As the shortage of truck drivers continues to grow – based on current trends lines of freight demand versus truck driver availability, a potential shortfall of 239,000 drivers may develop by 2022 – motor carriers are trying to figure out how to convince more “new blood” to take up piloting big rigs for a living.
And such “convincing” won’t be easy, as Clay Murdoch, president of Doug Andrus Distributing, explained during a panel discussion on driver demographics at the McLeod Software 2017 User Conference this week. “We have to level with people that they are coming into one of the most difficult jobs they’ve ever had,” he said.
Not exactly a sure-fire approach to winning hearts and minds for a career behind the wheel.
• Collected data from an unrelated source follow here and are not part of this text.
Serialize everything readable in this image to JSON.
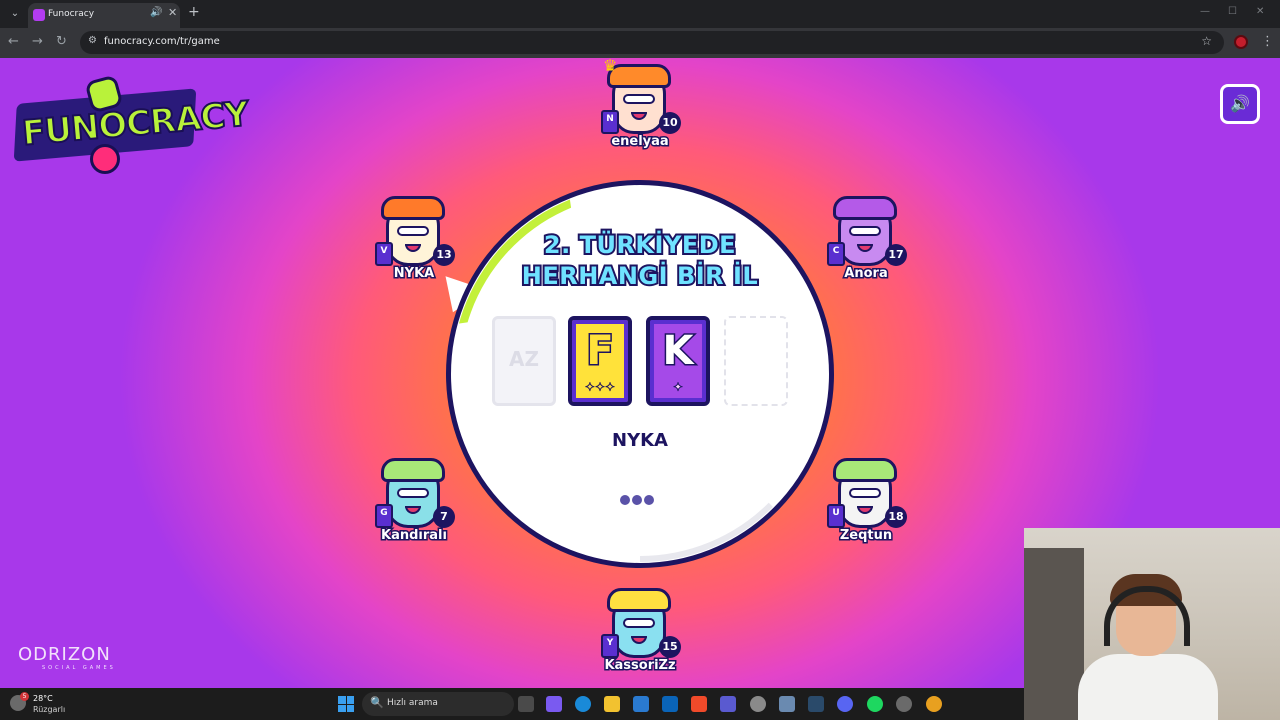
{
  "browser": {
    "tab_title": "Funocracy",
    "url": "funocracy.com/tr/game",
    "icons": {
      "menu": "chevron-down-icon",
      "audio": "speaker-icon",
      "close": "close-icon",
      "new_tab": "plus-icon",
      "back": "back-arrow-icon",
      "forward": "forward-arrow-icon",
      "reload": "reload-icon",
      "site_info": "tune-icon",
      "bookmark": "star-icon",
      "more": "kebab-icon"
    },
    "symbols": {
      "menu": "⌄",
      "audio": "🔊",
      "close": "✕",
      "new_tab": "+",
      "minimize": "—",
      "maximize": "☐",
      "window_close": "✕",
      "back": "←",
      "forward": "→",
      "reload": "↻",
      "site_info": "⚙",
      "bookmark": "☆",
      "more": "⋮"
    }
  },
  "game": {
    "logo_text": "FUNOCRACY",
    "question": "2. TÜRKİYEDE HERHANGİ BİR İL",
    "cards": [
      {
        "id": "az",
        "label": "AZ",
        "state": "used"
      },
      {
        "id": "f",
        "label": "F",
        "stars": "✦✦✦",
        "color": "#ffe23a"
      },
      {
        "id": "k",
        "label": "K",
        "stars": "✦",
        "color": "#a54ae8"
      },
      {
        "id": "empty",
        "label": "",
        "state": "empty"
      }
    ],
    "current_player": "NYKA",
    "sound_symbol": "🔊",
    "players": [
      {
        "name": "enelyaa",
        "score": "10",
        "letter": "N",
        "skin": "#ffe0d0",
        "hair": "#ff8a2a",
        "crown": "♛"
      },
      {
        "name": "NYKA",
        "score": "13",
        "letter": "V",
        "skin": "#fff4d8",
        "hair": "#ff7a2a"
      },
      {
        "name": "Anora",
        "score": "17",
        "letter": "C",
        "skin": "#c88af0",
        "hair": "#b45ae8"
      },
      {
        "name": "Kandıralı",
        "score": "7",
        "letter": "G",
        "skin": "#8ae0e8",
        "hair": "#a8e878"
      },
      {
        "name": "Zeqtun",
        "score": "18",
        "letter": "U",
        "skin": "#f4f4f4",
        "hair": "#a8e878"
      },
      {
        "name": "KassoriZz",
        "score": "15",
        "letter": "Y",
        "skin": "#8ae0f0",
        "hair": "#ffe040"
      }
    ],
    "brand": "ODRIZON",
    "brand_sub": "SOCIAL GAMES",
    "colors": {
      "accent": "#6a2bd6",
      "outline": "#1d1460",
      "timer": "#c3f03a"
    }
  },
  "taskbar": {
    "weather_temp": "28°C",
    "weather_cond": "Rüzgarlı",
    "weather_badge": "5",
    "search_placeholder": "Hızlı arama",
    "search_icon": "🔍"
  }
}
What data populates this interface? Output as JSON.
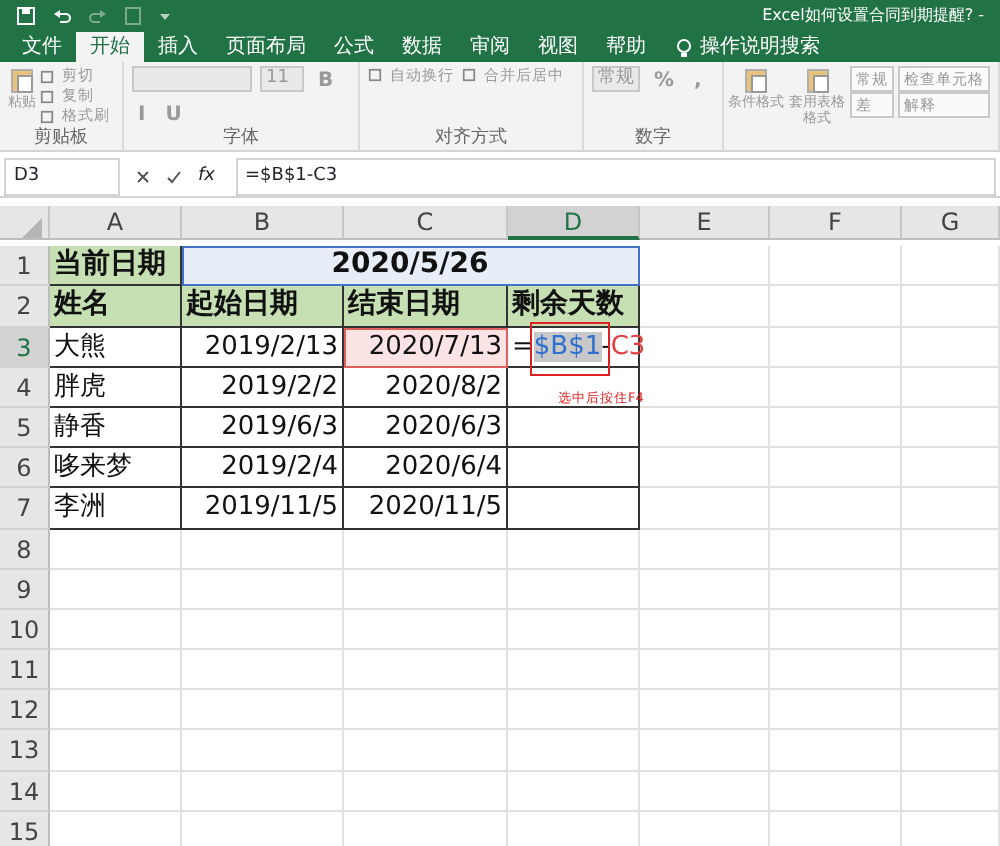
{
  "window": {
    "title": "Excel如何设置合同到期提醒? -"
  },
  "tabs": [
    {
      "label": "文件",
      "selected": false
    },
    {
      "label": "开始",
      "selected": true
    },
    {
      "label": "插入",
      "selected": false
    },
    {
      "label": "页面布局",
      "selected": false
    },
    {
      "label": "公式",
      "selected": false
    },
    {
      "label": "数据",
      "selected": false
    },
    {
      "label": "审阅",
      "selected": false
    },
    {
      "label": "视图",
      "selected": false
    },
    {
      "label": "帮助",
      "selected": false
    }
  ],
  "tell_me": "操作说明搜索",
  "ribbon": [
    {
      "label": "剪贴板",
      "items": [
        {
          "kind": "large",
          "label": "粘贴"
        },
        {
          "kind": "small",
          "label": "剪切"
        },
        {
          "kind": "small",
          "label": "复制"
        },
        {
          "kind": "small",
          "label": "格式刷"
        }
      ]
    },
    {
      "label": "字体",
      "items": [
        {
          "kind": "field"
        },
        {
          "kind": "field",
          "label": "11"
        },
        {
          "kind": "format",
          "label": "B"
        },
        {
          "kind": "format",
          "label": "I"
        },
        {
          "kind": "format",
          "label": "U"
        }
      ]
    },
    {
      "label": "对齐方式",
      "items": [
        {
          "kind": "small",
          "label": "自动换行"
        },
        {
          "kind": "small",
          "label": "合并后居中"
        }
      ]
    },
    {
      "label": "数字",
      "items": [
        {
          "kind": "field",
          "label": "常规"
        },
        {
          "kind": "format",
          "label": "%"
        },
        {
          "kind": "format",
          "label": ","
        }
      ]
    },
    {
      "items": [
        {
          "kind": "large",
          "label": "条件格式"
        },
        {
          "kind": "large",
          "label": "套用表格格式"
        },
        {
          "kind": "style",
          "label": "常规"
        },
        {
          "kind": "style",
          "label": "差"
        },
        {
          "kind": "style",
          "label": "检查单元格"
        },
        {
          "kind": "style",
          "label": "解释"
        }
      ]
    }
  ],
  "name_box": "D3",
  "fx": "fx",
  "formula": "=$B$1-C3",
  "columns": [
    {
      "label": "A",
      "selected": false
    },
    {
      "label": "B",
      "selected": false
    },
    {
      "label": "C",
      "selected": false
    },
    {
      "label": "D",
      "selected": true
    },
    {
      "label": "E",
      "selected": false
    },
    {
      "label": "F",
      "selected": false
    },
    {
      "label": "G",
      "selected": false
    }
  ],
  "rows": [
    {
      "label": "1",
      "selected": false,
      "cells": [
        {
          "kind": "label",
          "text": "当前日期"
        },
        {
          "kind": "merged",
          "text": "2020/5/26"
        }
      ]
    },
    {
      "label": "2",
      "selected": false,
      "cells": [
        {
          "kind": "label",
          "text": "姓名"
        },
        {
          "kind": "label",
          "text": "起始日期"
        },
        {
          "kind": "label",
          "text": "结束日期"
        },
        {
          "kind": "label",
          "text": "剩余天数"
        }
      ]
    },
    {
      "label": "3",
      "selected": true,
      "cells": [
        {
          "kind": "text",
          "text": "大熊"
        },
        {
          "kind": "date",
          "text": "2019/2/13"
        },
        {
          "kind": "ref-target",
          "text": "2020/7/13"
        },
        {
          "kind": "editing",
          "parts": [
            {
              "kind": "plain",
              "text": "="
            },
            {
              "kind": "ref",
              "text": "$B$1",
              "color": "#2f6fd0",
              "selected": true
            },
            {
              "kind": "plain",
              "text": "-"
            },
            {
              "kind": "ref",
              "text": "C3",
              "color": "#e04040",
              "selected": false
            }
          ]
        }
      ]
    },
    {
      "label": "4",
      "selected": false,
      "cells": [
        {
          "kind": "text",
          "text": "胖虎"
        },
        {
          "kind": "date",
          "text": "2019/2/2"
        },
        {
          "kind": "date",
          "text": "2020/8/2"
        }
      ]
    },
    {
      "label": "5",
      "selected": false,
      "cells": [
        {
          "kind": "text",
          "text": "静香"
        },
        {
          "kind": "date",
          "text": "2019/6/3"
        },
        {
          "kind": "date",
          "text": "2020/6/3"
        }
      ]
    },
    {
      "label": "6",
      "selected": false,
      "cells": [
        {
          "kind": "text",
          "text": "哆来梦"
        },
        {
          "kind": "date",
          "text": "2019/2/4"
        },
        {
          "kind": "date",
          "text": "2020/6/4"
        }
      ]
    },
    {
      "label": "7",
      "selected": false,
      "cells": [
        {
          "kind": "text",
          "text": "李洲"
        },
        {
          "kind": "date",
          "text": "2019/11/5"
        },
        {
          "kind": "date",
          "text": "2020/11/5"
        }
      ]
    },
    {
      "label": "8",
      "selected": false
    },
    {
      "label": "9",
      "selected": false
    },
    {
      "label": "10",
      "selected": false
    },
    {
      "label": "11",
      "selected": false
    },
    {
      "label": "12",
      "selected": false
    },
    {
      "label": "13",
      "selected": false
    },
    {
      "label": "14",
      "selected": false
    },
    {
      "label": "15",
      "selected": false
    }
  ],
  "annotation": "选中后按住F4"
}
Yet truck driving can be a better career than in the past, as fleets work to provide more pay, home time, and other benefits. But to truly increase the available pool of applicants, many believe trucking needs to continue reaching “outside the box” for “non-traditional” truck driver recruits – and that includes women.
Right now – depending on which set of numbers you look at – women comprise between 4.1% and 6% of the overall truck driver population; a population that currently hovers around 3.5 million, with 3.1 million of that total holding commercial driver’s licenses (CDLs).
Yet as Ellen Voie, president of the Women in Trucking (WIT) advocacy group explained at the McLeod conference, different approaches are needed to recruit and retain female workers in freight hauling world – and not just as truck drivers, either.
“Women can bring a different perspective to the business, be it the driver’s seat, the board room, or the executive office,” she said.
And Voie stressed that one factor that favors trucking’s recruiting efforts where females are concerned is that women can actually earn 30% more in “non-traditional” careers when compared to “typical” occupations for their gender such as teaching and nursing.
In many ways, though, transportation is not really a “non-traditional” career choice for women – something Elaine Chao, U.S. Secretary of Transportation, stressed in a speech earlier this year.
“Even in the early stages of modern transportation, women helped advance technology through their innovative ideas and inventions. By 1923, more than 175 patents were granted to women for inventions related to vehicles, traffic signals and turn indicators,” she said.
“Their achievements helped pave the way for others. Leaders like Elizabeth Dole, who on February 7, 1983, broke the glass ceiling to become the eighth U.S. Secretary of Transportation and the first woman to ever hold that position. Or Mary Peters, who on October 17, 2006, became the 15th U.S. Secretary of Transportation,” Chao pointed out. “Or Mary Barra, who in 2014, became CEO of General Motors and the first woman to lead a major auto manufacturer.”